Build a Ploomber pipeline#

Now that we have a script to extract data from the API and store it into a DuckDB instance, we can build a Ploomber pipeline. We will be using Ploomber to build our pipeline. Ploomber is a Python library that allows you to build data pipelines using Python scripts and Jupyter notebooks. It is a great tool for data scientists who want to build data pipelines without having to learn new tools or languages.

Ploomber allows you to execute your pipeline from the command line. This is useful because it allows you to automate your pipeline. For example, you can set up a cron job to run your pipeline every day at a certain time.

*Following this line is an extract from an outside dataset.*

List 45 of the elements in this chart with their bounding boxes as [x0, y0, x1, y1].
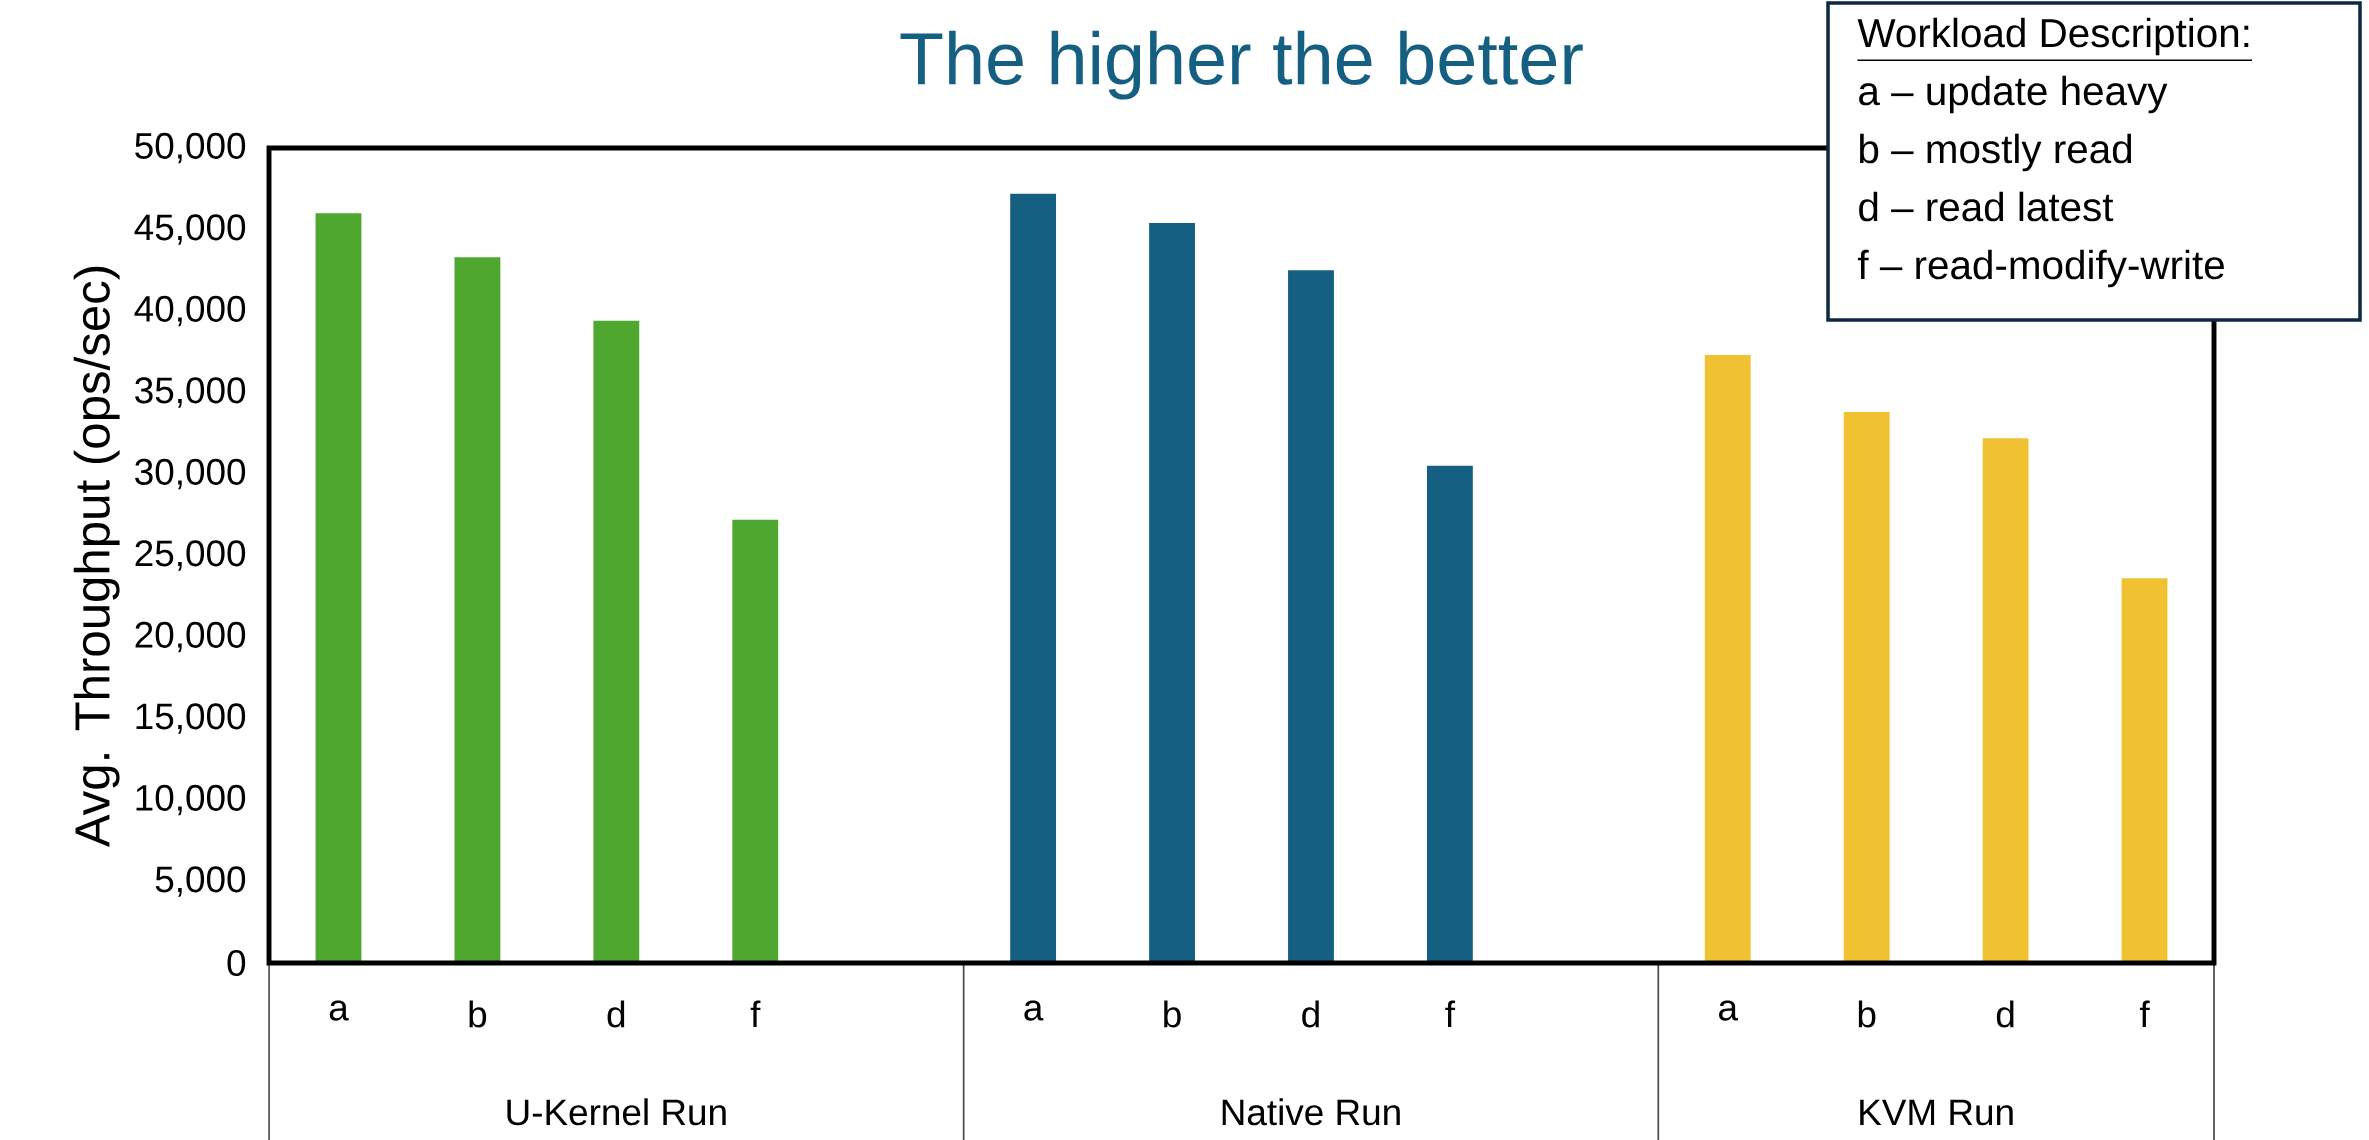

You can add steps to the pipeline through YAML files. The structure of a sample YAML file we will use in this example is:

tasks:
  - source: path-to-script/myscript.py
    product:
      nb: path-to-notebook-file/notebook-name.ipynb
      data: path-to-data-file/data-file-name.duckdb

To learn about different ways to structure your pipelines, refer to the Ploomber cookbook here.

Creating a pipeline.yaml file#

We will start by creating a pipeline.yaml file in the movie-rec-system folder. This file will contain the steps of our pipeline. We will also add a products folder.

mini-projects
├──movie-rec-system
├──├── pipeline.yaml
├──├── pyproject.toml
├──├── README.md
├──├── etl
├──│   └── extract.py
├──├── products
├──└── tests
├──│       └── __init__.py
├──└── .env

The pipeline.yaml file will be structured as follows:

tasks:
  - source: movie_rec_system/etl/extract.py
    product:
      nb: movie_rec_system/products/extract-pipeline.ipynb
      data: movies_data.duckdb

To execute the pipeline, we will use the ploomber build command. We will execute this command from the movie-rec-system folder.

cd mini-projects/movie-rec-system
poetry run ploomber build

This should show

Loading pipeline...
Notebook movie_rec_system/etl/extract.py is missing the parameters cell, adding it at the top of the file...
Executing: 100%|███████████████████████████████████████████████████████████████████████████████████████████████████| 10/10 [00:12<00:00,  1.26s/cell]
name     Ran?      Elapsed (s)    Percentage
-------  ------  -------------  ------------
extract  True          12.5755       50.9231

The resulting folder structure should look like this:

mini-projects
├──movie-rec-system
├──├── movies_data.duckdb
├──├── movies_data.duckdb.wal
├──├── .movies_data.duckdb.metadata
├──├── pipeline.yaml
├──├── pyproject.toml
├──├── README.md
├──├── etl
├──│   └── extract.py
├──│   └── eda.ipynb
├──├── products
├──     └── extract-pipeline.ipynb
├──     └── .extract-pipeline.ipynb.metadata
├──└── tests
├──│       └── __init__.py
├──└── .env

The .metadata files are created by Ploomber and can be ignored. The .wal file is a write-ahead log file created by DuckDB. It can also be ignored. Within products, the extract-pipeline.ipynb file is the Jupyter notebook that was created by Ploomber, this notebook will contain a trace back of the execution.

Summary#

In this blog, we learned how to extract data from an API and store it into a DuckDB instance. We also learned how to handle errors and check if tables exist in a DuckDB instance. In the next blog, we will learn how to use Jupyter notebooks to perform exploratory data analysis on the data we have extracted. Our focus is going to be to perform exploratory data analysis and data wrangling using SQL.